My primary MOS [military occupational specialty] was 11 Bravo, which is infantry, frontline infantry. I was carrying a gun, humping a lot of weight on my back. That was what I did in Afghanistan full time. I was at the Kandahar airfield, Bagram, and Khost. But in Afghanistan I really didn’t do much. I was there for six months, pulled a lot of guard; I went on, I think, three missions. Never got any enemy contact, never got fired on, I watched it on my perimeter, a couple hundred meters out while someone else was getting shot at, but I never really got any action.

And in Iraq?
In Iraq I went from the southern tip all the way into Baghdad. I road in the back of a truck from the southern tip, through the desert into Al-Hillah, took the battle of Al-Hillah, which was pretty crazy; it looked like a Vietnam movie. Then we moved further north into Baghdad, where we were in Medical City. I was stationed in an emergency room door for about a month and a half just watching these bodies of children and their families come in. Then I moved north into Mosul, swung west into Sinjar, on the Syrian-Turkey border where we had to watch for insurgents coming across the border.
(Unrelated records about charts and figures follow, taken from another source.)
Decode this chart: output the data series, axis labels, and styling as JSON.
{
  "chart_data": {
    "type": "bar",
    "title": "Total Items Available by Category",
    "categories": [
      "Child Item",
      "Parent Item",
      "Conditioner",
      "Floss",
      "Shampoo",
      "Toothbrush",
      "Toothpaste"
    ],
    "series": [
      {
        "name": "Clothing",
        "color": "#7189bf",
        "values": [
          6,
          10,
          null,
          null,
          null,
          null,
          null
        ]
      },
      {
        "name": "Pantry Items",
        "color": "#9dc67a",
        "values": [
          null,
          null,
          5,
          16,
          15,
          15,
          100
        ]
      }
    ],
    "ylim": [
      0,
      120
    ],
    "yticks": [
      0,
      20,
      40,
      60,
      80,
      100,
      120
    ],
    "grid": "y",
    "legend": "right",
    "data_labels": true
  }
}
How did that experience change you?
I went from being some kid who had no idea about anything in the military—I didn’t even know what the infantry was when I joined, I just told them I wanted to shoot stuff and blow stuff up—to being a communications specialist for my commander. That was really when I started to see the bigger picture—when I started working for higher commanders—seeing how things ran.

When was the first time you heard from Dylan Avery about what he was doing with Loose Change back in New York?
After I got back from Afghanistan he started to talk about the idea that 9/11 was an inside job, and started letting me know about some of the information he had come across. It was between returning from Afghanistan and redeploying for Iraq that my mind started to click on. I was like, “Wait a minute—I was in Afghanistan three months ago, and now I’m going to be in Iraq in four months, I’ve got to invade another country, where is this going?” Then—and I hate to say this—I saw Fahrenheit 911, which to me is a terrible movie. But a lot of it made sense in the pretext and military build-up to Afghanistan before we were actually attacked. When I walked out of that movie I was like, “Wow, that messed with my head.” Right before I deployed for Iraq I had the inclination that something was seriously wrong. But then it didn’t matter because at that point I had to go. My unit needed me. I was the company RTO [radio telephone operator], I was running communications. It didn’t matter what my personal beliefs were. I just had to go over and shut my mouth for another year.